GOING AGAINST THE GRAIN
Before colonization, seed-saving was maintained by kinship systems. With these disrupted there is now a move towards community-based seed saving and women remain at the centre. Via Campesina, a global network of rural workers formed in 1993, has a seed-saving campaign encouraging networks, fairs and exchanges within its 169 member organizations in 69 countries. The African Biodiversity Network encourages farmers in eleven countries to save a larger variety of seeds to grow more resilient local crops. Varieties of the highly nutritious sweet potato and cassava plant are being protected. A Kenya program enhances seed-saving; the healthiest plants are marked for seeds before harvesting.
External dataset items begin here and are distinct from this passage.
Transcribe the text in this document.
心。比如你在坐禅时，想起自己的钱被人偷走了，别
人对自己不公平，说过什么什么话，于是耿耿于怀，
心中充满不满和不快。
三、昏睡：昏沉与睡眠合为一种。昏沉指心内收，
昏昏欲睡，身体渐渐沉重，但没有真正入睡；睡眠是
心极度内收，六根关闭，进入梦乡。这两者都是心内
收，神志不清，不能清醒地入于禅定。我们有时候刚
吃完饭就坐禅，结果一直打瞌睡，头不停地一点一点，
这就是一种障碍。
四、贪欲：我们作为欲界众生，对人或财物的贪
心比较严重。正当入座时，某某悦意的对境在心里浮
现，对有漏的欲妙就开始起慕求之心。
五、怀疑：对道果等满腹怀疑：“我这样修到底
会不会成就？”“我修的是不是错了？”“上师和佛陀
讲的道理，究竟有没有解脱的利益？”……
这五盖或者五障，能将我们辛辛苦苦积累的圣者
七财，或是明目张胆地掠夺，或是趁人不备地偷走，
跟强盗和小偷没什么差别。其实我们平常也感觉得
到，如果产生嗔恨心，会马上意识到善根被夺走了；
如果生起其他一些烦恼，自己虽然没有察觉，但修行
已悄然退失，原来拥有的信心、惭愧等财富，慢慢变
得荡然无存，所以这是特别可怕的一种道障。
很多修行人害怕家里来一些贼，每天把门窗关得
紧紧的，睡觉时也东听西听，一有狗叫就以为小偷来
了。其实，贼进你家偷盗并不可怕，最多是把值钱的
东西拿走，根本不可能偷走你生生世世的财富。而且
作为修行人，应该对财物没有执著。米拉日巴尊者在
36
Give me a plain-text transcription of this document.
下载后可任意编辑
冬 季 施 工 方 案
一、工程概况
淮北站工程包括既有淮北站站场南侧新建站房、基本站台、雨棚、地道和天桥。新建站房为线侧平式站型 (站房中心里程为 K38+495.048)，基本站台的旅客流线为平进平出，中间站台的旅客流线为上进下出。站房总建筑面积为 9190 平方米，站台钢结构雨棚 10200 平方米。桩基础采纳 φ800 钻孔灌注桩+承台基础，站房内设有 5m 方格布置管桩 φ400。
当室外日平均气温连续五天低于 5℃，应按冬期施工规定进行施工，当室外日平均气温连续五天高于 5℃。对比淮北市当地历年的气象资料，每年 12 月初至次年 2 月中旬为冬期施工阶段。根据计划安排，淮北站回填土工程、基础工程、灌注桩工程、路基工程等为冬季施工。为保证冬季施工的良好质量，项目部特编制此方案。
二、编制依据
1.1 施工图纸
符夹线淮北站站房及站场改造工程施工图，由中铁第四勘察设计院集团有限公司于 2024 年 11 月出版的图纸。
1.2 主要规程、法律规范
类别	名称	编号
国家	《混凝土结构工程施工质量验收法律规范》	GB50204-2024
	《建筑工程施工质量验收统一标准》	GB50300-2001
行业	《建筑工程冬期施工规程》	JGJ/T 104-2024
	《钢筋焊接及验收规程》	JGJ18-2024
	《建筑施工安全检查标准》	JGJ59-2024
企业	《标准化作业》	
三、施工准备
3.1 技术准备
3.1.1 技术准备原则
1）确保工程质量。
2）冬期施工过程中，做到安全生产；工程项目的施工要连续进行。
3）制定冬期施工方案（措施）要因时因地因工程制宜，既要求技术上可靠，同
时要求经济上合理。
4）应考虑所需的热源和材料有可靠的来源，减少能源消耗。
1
India’s agriculture is mostly on dry lands and this demands astute know-how about the strengths of seed varieties. Most rice is grown from just a few vulnerable varieties and some staple millet varieties are endangered. The Deccan Development Society (DDS) links women at the village level where the storing of seeds coincides with Hindu festivals. Sharing, borrowing, and exchanging seeds are encouraged. There is a growing Movement to Save Seeds in the foothills of the Himalayas. Seed saving is more widespread in the global south, though some seed banks, like England’s Millennium Seed Bank, have been created elsewhere. Some governments are learning from peasant groups, for example Thailand and Cuba promote seed diversity to enhance food sovereignty. While four main GM crops – maize, soybean, canola and cotton – commercialized over the last decade do threaten seed diversity, ninety percent of this market is in only four countries, the U.S., Brazil, Argentina and, yes, Canada. It is in these countries that a return to knowledge and respect for seeds is most needed.